Results: NNRTI-resistance mutations were detectable in 18% of the random sample of women (K103N, G190A, or Y181C). At 3 months, 80% of the 66 women with at least one mutation, 87% of the 112 SD-NVP exposed women with no mutation and 88% of the 41 non exposed women had a viral load <400 copies/mL (viral load <50: 45%, 46%, and 54%). At 6 months, 68% of the 50 women with at least one mutation, 80% of the 92 exposed women without mutation and 85% of the 27 non exposed women had a viral load <400 (p for trend = 0.057) (viral load <50: 38%, 50%, 74%; p for trend = 0.0034). Of SD-NVP-exposed women without and with mutations who started therapy more than 6 months after delivery, 91% and 77%, had a viral load <400, vs 69% and 58% of those who started earlier (p = 0.006) (viral load <50: p = NS).

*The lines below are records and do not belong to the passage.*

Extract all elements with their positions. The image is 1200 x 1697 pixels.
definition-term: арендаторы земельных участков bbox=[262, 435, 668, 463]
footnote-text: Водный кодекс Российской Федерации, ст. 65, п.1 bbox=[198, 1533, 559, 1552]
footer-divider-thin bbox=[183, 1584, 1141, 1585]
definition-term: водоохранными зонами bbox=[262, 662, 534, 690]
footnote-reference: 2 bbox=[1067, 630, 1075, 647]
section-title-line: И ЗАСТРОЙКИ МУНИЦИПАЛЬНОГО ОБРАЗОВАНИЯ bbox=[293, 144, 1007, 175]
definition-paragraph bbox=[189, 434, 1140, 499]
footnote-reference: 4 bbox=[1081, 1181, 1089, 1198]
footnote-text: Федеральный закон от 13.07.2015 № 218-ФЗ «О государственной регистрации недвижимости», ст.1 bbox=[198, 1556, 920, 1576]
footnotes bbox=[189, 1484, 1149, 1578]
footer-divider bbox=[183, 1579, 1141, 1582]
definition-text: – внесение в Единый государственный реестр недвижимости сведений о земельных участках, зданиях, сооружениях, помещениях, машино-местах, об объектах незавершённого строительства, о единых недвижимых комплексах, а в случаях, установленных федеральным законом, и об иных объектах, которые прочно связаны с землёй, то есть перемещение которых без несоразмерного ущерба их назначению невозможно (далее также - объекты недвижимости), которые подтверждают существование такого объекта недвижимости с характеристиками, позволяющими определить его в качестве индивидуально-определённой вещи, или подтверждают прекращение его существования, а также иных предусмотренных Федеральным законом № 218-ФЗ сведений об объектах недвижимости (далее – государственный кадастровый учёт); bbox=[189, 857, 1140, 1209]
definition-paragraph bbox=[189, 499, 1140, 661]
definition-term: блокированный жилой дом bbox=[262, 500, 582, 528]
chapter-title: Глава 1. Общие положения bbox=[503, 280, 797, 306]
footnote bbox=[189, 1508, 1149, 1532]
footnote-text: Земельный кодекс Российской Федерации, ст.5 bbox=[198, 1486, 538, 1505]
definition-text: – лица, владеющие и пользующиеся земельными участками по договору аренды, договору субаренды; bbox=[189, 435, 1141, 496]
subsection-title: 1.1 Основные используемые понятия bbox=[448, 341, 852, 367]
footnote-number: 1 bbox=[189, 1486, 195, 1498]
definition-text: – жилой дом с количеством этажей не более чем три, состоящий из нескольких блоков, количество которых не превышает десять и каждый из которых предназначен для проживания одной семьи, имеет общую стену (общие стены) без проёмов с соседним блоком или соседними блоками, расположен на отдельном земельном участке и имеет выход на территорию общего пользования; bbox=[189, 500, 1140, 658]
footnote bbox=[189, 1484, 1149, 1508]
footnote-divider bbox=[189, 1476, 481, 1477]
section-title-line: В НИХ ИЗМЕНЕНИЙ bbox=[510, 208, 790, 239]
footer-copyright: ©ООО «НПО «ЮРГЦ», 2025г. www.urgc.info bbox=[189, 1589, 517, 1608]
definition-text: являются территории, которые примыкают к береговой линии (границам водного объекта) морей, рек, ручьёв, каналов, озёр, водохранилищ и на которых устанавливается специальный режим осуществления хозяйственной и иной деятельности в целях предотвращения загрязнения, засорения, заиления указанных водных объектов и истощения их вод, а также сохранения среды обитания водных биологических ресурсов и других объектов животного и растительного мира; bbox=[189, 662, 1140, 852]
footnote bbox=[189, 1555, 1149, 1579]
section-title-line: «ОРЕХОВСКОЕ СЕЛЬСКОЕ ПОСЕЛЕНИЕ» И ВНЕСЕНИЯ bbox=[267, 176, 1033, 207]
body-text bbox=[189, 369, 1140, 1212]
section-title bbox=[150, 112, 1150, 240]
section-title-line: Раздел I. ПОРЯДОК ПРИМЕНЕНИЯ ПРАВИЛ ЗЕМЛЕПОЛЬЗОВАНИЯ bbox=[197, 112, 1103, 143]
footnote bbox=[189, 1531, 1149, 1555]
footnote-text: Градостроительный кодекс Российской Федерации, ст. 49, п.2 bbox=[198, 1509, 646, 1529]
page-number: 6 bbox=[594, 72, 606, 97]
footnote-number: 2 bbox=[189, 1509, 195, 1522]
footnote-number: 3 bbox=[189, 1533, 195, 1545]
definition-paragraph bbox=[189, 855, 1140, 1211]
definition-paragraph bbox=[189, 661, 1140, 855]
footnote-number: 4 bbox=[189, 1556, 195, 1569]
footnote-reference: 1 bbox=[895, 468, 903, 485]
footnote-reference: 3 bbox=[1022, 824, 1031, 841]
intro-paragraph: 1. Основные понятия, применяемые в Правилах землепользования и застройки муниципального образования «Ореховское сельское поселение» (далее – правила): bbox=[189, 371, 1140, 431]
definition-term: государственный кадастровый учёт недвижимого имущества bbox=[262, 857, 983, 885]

Conclusions: Mothers exposed to SD-NVP for PMTCT experienced a lower virological success rate of subsequent NNRTI-based therapy compared to non-exposed mothers. However, a clinically meaningful proportion of women still achieved virological success at 6 months even in the presence of mutations. Importantly, later initiation of therapy after NVP exposure was associated with an improved virological response. These results suggest that drug-resistance mutations that arise following SD-NVP exposure have an effect on the efficacy of subsequent NNRTI-based therapies. They also provide insight and demonstrate the necessity for further development of synergistic strategies which will maximize benefit of subsequent antiretroviral therapy for the mother while preserving the remarkable achievements of potent antiretroviral therapy for PMTCT.